- Theatrical release poster
- Directed by: Francis Delia
- Screenplay by: Darrell Fetty; Francis Delia;
- Based on: Freeway by Deanne Barkley
- Produced by: Peter S. Davis; William N. Panzer;
- Starring: Darlanne Fluegel; James Russo; Richard Belzer; Michael Callan; Billy Drago;
- Cinematography: Frank Byers
- Edited by: Philip Sgriccia
- Music by: Joe Delia
- Production company: Gower Street Pictures
- Distributed by: New World Pictures
- Release date: September 2, 1988 (United States);
- Running time: 91 minutes
- Country: United States
- Language: English
- Box office: $295,493

= Freeway (1988 film) =

1988 film directed by Francis Delia

Freeway is a 1988 American neo-noir thriller film directed by Francis Delia from a screenplay by Darrell Fetty and Delia, based on the 1978 novel of the same name by the then-head of NBC programming, Deanne Barkley.
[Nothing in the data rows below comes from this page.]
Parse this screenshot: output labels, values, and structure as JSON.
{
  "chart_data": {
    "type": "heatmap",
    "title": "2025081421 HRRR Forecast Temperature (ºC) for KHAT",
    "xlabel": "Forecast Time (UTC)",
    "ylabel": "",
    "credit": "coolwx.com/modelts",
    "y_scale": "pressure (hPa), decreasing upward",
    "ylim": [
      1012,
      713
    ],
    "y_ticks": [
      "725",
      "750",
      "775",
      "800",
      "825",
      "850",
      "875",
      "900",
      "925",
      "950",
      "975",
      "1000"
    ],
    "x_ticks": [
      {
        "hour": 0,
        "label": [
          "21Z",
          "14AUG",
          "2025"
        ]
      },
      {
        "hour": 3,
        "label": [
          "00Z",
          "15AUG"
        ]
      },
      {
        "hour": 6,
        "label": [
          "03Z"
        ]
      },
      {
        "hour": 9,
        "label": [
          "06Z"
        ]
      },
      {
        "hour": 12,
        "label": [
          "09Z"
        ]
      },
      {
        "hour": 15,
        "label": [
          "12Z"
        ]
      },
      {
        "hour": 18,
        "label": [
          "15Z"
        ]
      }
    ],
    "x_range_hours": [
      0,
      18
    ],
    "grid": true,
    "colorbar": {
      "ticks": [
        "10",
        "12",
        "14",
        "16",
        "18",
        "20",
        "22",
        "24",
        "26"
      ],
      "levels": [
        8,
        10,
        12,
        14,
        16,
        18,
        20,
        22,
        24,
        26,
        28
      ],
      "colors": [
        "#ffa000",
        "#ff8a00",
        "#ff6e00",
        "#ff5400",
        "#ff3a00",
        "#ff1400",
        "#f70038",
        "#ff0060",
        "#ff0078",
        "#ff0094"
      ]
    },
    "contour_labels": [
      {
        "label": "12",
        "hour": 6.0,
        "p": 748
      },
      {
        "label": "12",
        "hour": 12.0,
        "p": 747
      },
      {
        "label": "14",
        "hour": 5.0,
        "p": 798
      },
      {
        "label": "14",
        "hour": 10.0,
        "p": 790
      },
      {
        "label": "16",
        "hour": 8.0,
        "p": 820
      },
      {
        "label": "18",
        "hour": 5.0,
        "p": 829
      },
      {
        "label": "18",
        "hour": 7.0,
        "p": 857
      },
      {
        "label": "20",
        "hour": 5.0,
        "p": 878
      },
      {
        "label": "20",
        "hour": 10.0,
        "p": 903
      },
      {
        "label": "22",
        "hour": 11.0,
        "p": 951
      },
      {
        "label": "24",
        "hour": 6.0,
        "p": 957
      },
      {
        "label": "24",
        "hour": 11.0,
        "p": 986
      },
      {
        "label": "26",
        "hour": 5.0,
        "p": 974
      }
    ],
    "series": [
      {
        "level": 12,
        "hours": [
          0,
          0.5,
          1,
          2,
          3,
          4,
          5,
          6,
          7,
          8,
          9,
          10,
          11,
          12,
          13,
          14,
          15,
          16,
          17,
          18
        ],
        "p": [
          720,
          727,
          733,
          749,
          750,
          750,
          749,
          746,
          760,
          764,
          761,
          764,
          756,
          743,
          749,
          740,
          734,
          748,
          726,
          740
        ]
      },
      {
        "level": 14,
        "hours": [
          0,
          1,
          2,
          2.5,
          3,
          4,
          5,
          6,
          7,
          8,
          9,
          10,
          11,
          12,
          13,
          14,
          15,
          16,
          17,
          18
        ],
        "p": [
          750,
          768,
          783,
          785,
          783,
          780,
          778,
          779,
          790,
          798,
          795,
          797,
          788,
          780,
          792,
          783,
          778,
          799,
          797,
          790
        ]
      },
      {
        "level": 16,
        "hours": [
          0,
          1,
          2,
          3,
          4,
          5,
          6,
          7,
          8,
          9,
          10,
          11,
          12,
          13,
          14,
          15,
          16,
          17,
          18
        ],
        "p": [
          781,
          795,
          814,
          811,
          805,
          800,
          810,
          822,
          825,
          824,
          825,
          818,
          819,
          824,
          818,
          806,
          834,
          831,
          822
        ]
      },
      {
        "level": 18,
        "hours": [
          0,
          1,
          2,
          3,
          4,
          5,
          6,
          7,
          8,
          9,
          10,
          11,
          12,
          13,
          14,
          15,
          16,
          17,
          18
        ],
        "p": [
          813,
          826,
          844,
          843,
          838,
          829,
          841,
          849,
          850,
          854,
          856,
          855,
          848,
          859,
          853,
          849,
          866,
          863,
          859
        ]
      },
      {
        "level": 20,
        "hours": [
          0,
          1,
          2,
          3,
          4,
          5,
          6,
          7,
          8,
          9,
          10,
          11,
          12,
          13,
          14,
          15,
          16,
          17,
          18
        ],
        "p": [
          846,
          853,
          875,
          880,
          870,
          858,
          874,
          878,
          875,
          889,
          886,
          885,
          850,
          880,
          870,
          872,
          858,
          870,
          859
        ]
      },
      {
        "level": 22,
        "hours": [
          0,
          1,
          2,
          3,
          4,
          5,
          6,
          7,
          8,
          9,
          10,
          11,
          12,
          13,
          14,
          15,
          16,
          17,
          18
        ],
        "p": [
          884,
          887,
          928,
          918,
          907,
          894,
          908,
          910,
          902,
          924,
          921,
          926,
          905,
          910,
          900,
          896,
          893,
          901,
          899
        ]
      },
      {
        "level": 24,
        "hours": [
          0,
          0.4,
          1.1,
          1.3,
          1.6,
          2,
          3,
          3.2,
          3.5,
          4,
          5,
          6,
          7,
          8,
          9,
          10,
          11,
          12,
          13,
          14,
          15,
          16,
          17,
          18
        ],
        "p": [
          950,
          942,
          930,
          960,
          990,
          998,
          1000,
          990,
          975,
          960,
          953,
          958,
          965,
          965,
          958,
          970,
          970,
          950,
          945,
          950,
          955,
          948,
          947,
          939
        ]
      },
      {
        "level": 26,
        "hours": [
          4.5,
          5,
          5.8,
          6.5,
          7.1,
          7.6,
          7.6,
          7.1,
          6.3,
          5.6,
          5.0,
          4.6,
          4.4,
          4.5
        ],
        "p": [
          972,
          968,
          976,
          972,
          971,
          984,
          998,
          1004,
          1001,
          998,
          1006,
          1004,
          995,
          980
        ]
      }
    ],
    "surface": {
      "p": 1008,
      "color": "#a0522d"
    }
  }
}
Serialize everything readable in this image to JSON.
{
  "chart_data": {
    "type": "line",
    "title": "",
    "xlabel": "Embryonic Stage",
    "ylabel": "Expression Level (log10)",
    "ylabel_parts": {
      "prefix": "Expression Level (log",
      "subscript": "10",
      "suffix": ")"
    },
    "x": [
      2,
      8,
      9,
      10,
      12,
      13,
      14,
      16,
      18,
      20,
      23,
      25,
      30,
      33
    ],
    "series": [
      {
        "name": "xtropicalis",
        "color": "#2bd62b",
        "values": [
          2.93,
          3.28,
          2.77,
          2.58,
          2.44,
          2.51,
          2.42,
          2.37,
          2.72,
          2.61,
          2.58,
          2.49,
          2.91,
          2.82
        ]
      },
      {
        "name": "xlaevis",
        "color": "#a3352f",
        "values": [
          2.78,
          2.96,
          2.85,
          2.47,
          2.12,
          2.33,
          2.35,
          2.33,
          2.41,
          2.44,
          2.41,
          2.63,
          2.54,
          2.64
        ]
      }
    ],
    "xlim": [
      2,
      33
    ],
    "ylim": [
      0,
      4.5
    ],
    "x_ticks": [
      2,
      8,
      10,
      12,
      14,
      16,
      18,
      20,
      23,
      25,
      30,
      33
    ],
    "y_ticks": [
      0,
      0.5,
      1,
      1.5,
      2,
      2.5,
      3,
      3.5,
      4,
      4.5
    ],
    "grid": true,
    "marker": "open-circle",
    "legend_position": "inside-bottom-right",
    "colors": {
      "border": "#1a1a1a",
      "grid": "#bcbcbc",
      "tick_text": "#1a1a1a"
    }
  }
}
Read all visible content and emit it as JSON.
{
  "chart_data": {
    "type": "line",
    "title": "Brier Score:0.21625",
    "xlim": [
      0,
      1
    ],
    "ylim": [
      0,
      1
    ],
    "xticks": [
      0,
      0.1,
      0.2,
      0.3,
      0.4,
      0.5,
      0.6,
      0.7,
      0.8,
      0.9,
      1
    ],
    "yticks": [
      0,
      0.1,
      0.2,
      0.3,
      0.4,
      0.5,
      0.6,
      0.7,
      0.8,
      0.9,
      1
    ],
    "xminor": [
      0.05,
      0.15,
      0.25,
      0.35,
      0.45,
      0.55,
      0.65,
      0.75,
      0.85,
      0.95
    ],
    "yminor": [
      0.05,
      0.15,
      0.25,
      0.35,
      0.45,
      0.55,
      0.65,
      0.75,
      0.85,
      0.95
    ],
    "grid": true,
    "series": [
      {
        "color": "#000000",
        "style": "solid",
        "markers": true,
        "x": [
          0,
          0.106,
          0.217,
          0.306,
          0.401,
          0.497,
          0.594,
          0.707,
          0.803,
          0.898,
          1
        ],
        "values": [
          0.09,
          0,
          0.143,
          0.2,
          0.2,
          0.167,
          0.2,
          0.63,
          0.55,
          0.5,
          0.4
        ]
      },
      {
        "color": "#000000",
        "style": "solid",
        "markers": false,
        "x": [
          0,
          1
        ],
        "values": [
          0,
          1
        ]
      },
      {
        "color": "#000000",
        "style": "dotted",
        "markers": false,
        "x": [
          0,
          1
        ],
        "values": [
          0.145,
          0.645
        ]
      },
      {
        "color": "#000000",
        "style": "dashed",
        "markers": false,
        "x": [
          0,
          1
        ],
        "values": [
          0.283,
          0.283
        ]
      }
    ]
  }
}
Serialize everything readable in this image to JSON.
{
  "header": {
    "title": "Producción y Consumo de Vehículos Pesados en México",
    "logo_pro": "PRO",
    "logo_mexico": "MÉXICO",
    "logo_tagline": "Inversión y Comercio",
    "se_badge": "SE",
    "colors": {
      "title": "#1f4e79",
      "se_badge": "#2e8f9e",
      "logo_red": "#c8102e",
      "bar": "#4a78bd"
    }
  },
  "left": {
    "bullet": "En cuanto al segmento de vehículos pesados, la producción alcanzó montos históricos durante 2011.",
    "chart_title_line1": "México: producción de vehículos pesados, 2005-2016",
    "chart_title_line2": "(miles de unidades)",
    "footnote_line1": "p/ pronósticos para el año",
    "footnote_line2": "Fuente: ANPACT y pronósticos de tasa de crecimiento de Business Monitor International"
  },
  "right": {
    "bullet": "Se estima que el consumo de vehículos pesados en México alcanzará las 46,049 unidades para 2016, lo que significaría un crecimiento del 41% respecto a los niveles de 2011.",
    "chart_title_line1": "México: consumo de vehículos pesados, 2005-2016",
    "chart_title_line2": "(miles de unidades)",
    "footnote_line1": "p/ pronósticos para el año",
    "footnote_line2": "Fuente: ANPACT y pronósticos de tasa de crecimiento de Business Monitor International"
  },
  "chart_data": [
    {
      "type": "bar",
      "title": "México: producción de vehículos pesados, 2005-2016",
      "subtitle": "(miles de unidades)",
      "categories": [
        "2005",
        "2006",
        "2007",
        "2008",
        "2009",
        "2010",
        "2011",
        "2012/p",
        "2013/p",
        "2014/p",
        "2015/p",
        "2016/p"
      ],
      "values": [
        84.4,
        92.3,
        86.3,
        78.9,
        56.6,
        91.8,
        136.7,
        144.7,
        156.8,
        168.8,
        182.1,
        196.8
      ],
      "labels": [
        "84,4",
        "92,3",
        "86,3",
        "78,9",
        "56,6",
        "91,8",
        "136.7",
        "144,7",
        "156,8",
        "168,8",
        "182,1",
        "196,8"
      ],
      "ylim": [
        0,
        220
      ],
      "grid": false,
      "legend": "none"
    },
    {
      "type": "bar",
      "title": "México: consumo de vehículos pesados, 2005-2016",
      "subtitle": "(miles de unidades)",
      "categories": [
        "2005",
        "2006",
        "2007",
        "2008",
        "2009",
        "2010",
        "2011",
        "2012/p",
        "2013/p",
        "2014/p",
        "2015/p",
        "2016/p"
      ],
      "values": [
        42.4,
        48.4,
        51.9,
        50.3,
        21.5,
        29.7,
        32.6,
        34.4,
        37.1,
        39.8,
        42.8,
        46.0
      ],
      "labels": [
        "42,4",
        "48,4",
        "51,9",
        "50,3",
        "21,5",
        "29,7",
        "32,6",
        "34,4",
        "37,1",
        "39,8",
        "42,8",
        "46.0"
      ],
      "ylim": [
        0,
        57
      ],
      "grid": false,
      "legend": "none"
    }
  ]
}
It stars Darlanne Fluegel, James Russo, Richard Belzer, Michael Callan, and Billy Drago.

==Plot==
After her husband’s murderer escapes justice, Sarah "Sunny" Harper (Fluegel) witnesses the work of a spree killer (Drago) who shoots people on the freeway and later quotes Bible passages to a local radio station’s psychiatrist disc jockey (Belzer). Police are unwilling to listen to Sunny, but a former cop named Frank Quinn (Russo) agrees to protect her, and later the two join forces to find the deranged freeway killer before he strikes again. The killer, who turns out to be a man who calls himself "Father Eddie," drives a beat-up 1969 Lincoln Continental sedan. The story takes place in southern California.

==Release==
Freeway grossed $14,945 in its opening weekend. The film grossed $295,493 worldwide.

===Home media===
Freeway was released on DVD on July 18, 2017, by Lakeshore Entertainment.